In the fall of 2018, 31-year-old Lee Carter – a member of Virginia’s House of Delegates and a self-described socialist – took to Twitter to expose just about all the proverbial skeletons in his closet. His rationale: he wanted to air it before it showed up in opposition research.
Some of it, such as his custody battle over his kid and an arrest for assault at Marine boot camp that was ‘quickly ruled self defense’ was the sort of thing that could have been used against any politician going back for generations. But other admissions were very specific to his having grown up in a world where everything is digitized – possibly permanently.
Carter admitted to having said ‘homophobic, transphobic, sometimes sexist or racially insensitive’ things on the early internet as a teenager, and that ‘just like everyone else under 35, I’m sure explicit images or video of me exists out there somewhere.’
I’m about Carter’s age, and when my peers and I were in our 20s we sometimes speculated that by the time our generation started running for office, there would be a more relaxed attitude toward ‘youthful indiscretions’ (to use a term popularized by former President George W. Bush), because many of us have lived our whole lives online. Everyone’s flawed, and everyone makes mistakes, after all. Would we become more forgiving?
So far, no.
The digital daggers just got sharper and quicker – whether the target is a political candidate or a journalist who’s just landed a plush new gig. It’s not just the extreme partisanship of our age. It’s that so many digital natives have been inoculated to the idea that it’s OK to be cruel on the internet as long as you feel that you’re righteous. (This is a problem that badly poisons many online social justice communities, but that’s a another column.)

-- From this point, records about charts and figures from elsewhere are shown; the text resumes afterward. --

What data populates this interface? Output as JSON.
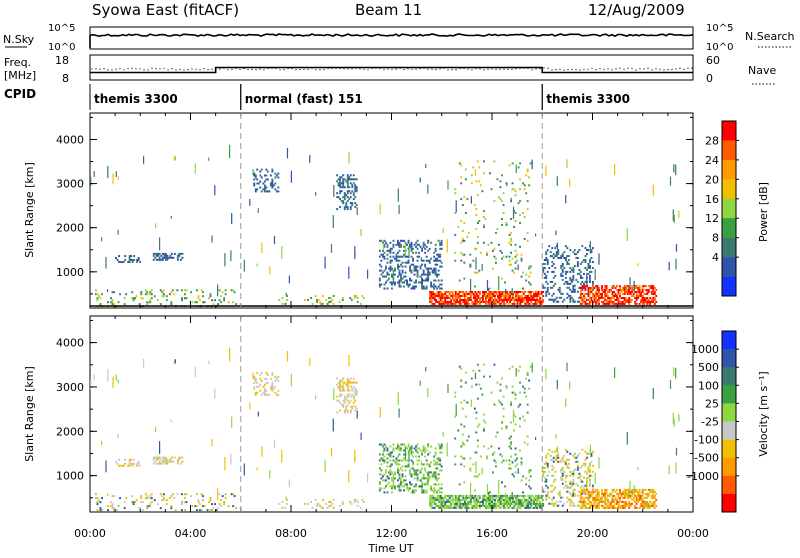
{
  "header": {
    "title": "Syowa East (fitACF)",
    "beam": "Beam 11",
    "date": "12/Aug/2009"
  },
  "panels": {
    "nsky_label": "N.Sky",
    "nsky_ticks": [
      "10^5",
      "10^0"
    ],
    "nsearch_label": "N.Search",
    "nsearch_ticks": [
      "10^5",
      "10^0"
    ],
    "freq_label": "Freq.",
    "freq_unit": "[MHz]",
    "freq_ticks": [
      "18",
      "8"
    ],
    "nave_label": "Nave",
    "nave_ticks": [
      "60",
      "0"
    ],
    "cpid_label": "CPID",
    "cpid_segments": [
      {
        "label": "themis 3300",
        "start": 0,
        "end": 6
      },
      {
        "label": "normal (fast) 151",
        "start": 6,
        "end": 18
      },
      {
        "label": "themis 3300",
        "start": 18,
        "end": 24
      }
    ]
  },
  "colorbars": {
    "power": {
      "title": "Power [dB]",
      "ticks": [
        "28",
        "24",
        "20",
        "16",
        "12",
        "8",
        "4"
      ],
      "colors": [
        "#ff0000",
        "#ff5a00",
        "#ff9a00",
        "#f0c000",
        "#8fd640",
        "#3aa040",
        "#3c7a70",
        "#2f55a8",
        "#1432ff"
      ]
    },
    "velocity": {
      "title": "Velocity [m s⁻¹]",
      "ticks": [
        "1000",
        "500",
        "100",
        "25",
        "-25",
        "-100",
        "-500",
        "-1000"
      ],
      "colors": [
        "#1432ff",
        "#2f55a8",
        "#3c7a70",
        "#3aa040",
        "#8fd640",
        "#c8c8c8",
        "#f0c000",
        "#ff9a00",
        "#ff5a00",
        "#ff0000"
      ]
    }
  },
  "chart_data": {
    "type": "heatmap",
    "xlabel": "Time UT",
    "ylabel": "Slant Range [km]",
    "x_ticks": [
      "00:00",
      "04:00",
      "08:00",
      "12:00",
      "16:00",
      "20:00",
      "00:00"
    ],
    "y_ticks": [
      "1000",
      "2000",
      "3000",
      "4000"
    ],
    "xlim": [
      0,
      24
    ],
    "ylim": [
      180,
      4600
    ],
    "frequency_mhz": [
      {
        "start": 0,
        "end": 5,
        "value": 11
      },
      {
        "start": 5,
        "end": 18,
        "value": 13
      },
      {
        "start": 18,
        "end": 24,
        "value": 11
      }
    ],
    "boundaries_hours": [
      6,
      18
    ],
    "echo_regions": [
      {
        "t0": 0.2,
        "t1": 6,
        "r0": 200,
        "r1": 600,
        "density": 0.12,
        "power": "mid",
        "vel": "mixed"
      },
      {
        "t0": 2.5,
        "t1": 3.7,
        "r0": 1250,
        "r1": 1400,
        "density": 0.55,
        "power": "low",
        "vel": "slow"
      },
      {
        "t0": 1.0,
        "t1": 2.0,
        "r0": 1200,
        "r1": 1350,
        "density": 0.3,
        "power": "low",
        "vel": "slow"
      },
      {
        "t0": 6.5,
        "t1": 7.5,
        "r0": 2800,
        "r1": 3300,
        "density": 0.3,
        "power": "low",
        "vel": "slow"
      },
      {
        "t0": 9.8,
        "t1": 10.6,
        "r0": 2400,
        "r1": 3200,
        "density": 0.4,
        "power": "low",
        "vel": "slow"
      },
      {
        "t0": 11.5,
        "t1": 14.0,
        "r0": 600,
        "r1": 1700,
        "density": 0.3,
        "power": "low",
        "vel": "pos"
      },
      {
        "t0": 13.5,
        "t1": 18.0,
        "r0": 250,
        "r1": 550,
        "density": 0.75,
        "power": "high",
        "vel": "pos"
      },
      {
        "t0": 14.5,
        "t1": 17.5,
        "r0": 600,
        "r1": 3500,
        "density": 0.05,
        "power": "mid",
        "vel": "pos"
      },
      {
        "t0": 18.0,
        "t1": 20.0,
        "r0": 300,
        "r1": 1600,
        "density": 0.25,
        "power": "low",
        "vel": "mixed"
      },
      {
        "t0": 19.5,
        "t1": 22.5,
        "r0": 250,
        "r1": 700,
        "density": 0.6,
        "power": "high",
        "vel": "neg"
      },
      {
        "t0": 7.5,
        "t1": 11.0,
        "r0": 250,
        "r1": 450,
        "density": 0.12,
        "power": "mid",
        "vel": "slow"
      }
    ]
  }
}
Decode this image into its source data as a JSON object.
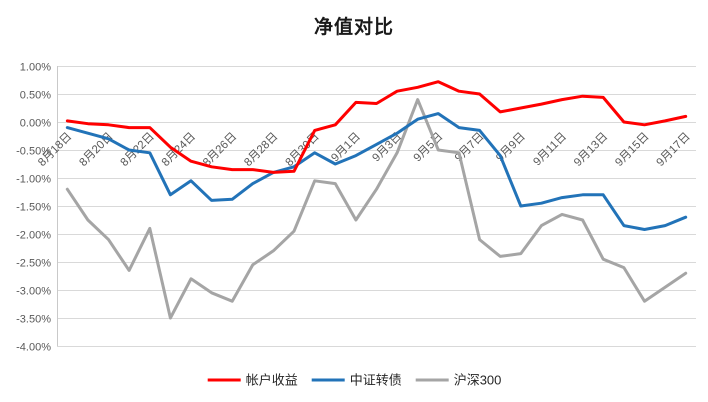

Millennials on both sides of the ideological aisle are horrified when politicians of an older generation, such as Virginia governor Ralph Northam, admit to having worn blackface in their younger years. The political left were quick to condemn Northam, who is a Democrat. But that’s in part because blackface has been considered unacceptable by the US mainstream for decades, and that these days anyone partaking in it knows full well that it’s wildly offensive. There are few excuses to be made for it.
The problem poses itself in the situations that are less obvious. It’s tougher to disqualify an example of a genuine youthful indiscretion – say, a millennial political candidate who had been an angry teenage atheist and made disparaging remarks about religious people in online forums. The same goes with behaviors that were less unacceptable in the recent past than they are now, as many forms of casual homophobia were just a decade or two ago. (Like Lee Carter, I’m now shocked at some of the things that got a pass on the internet of yore.) In the face of uncertainty, what we tend to do in these gray areas is excuse when the offender is aligned with us ideologically and condemn when he or she isn’t. Worse, we feel real outrage when the sinner isn’t on our team. Internet guilt is obscenely subjective.
But applying purity tests only to our ideological opponents isn’t just hypocritical. It involves the assumption that those we agree with are somehow more honest. Sure, we’ll believe our guy when he says he regrets making sexist remarks in his college’s satire magazine, but the other guy can’t possibly be sincere. This logical misstep only serves to further hyperpartisanship and mistrust of those with whom we disagree – even beyond the ones we elect.
Besides, if this continues, it may soon become the norm for digital natives running for office or about to take on prominent public roles to feel the need to publish a rap sheet of past faults and stumbles before anyone else can jump in and ruin them. That is authoritarian and creepy.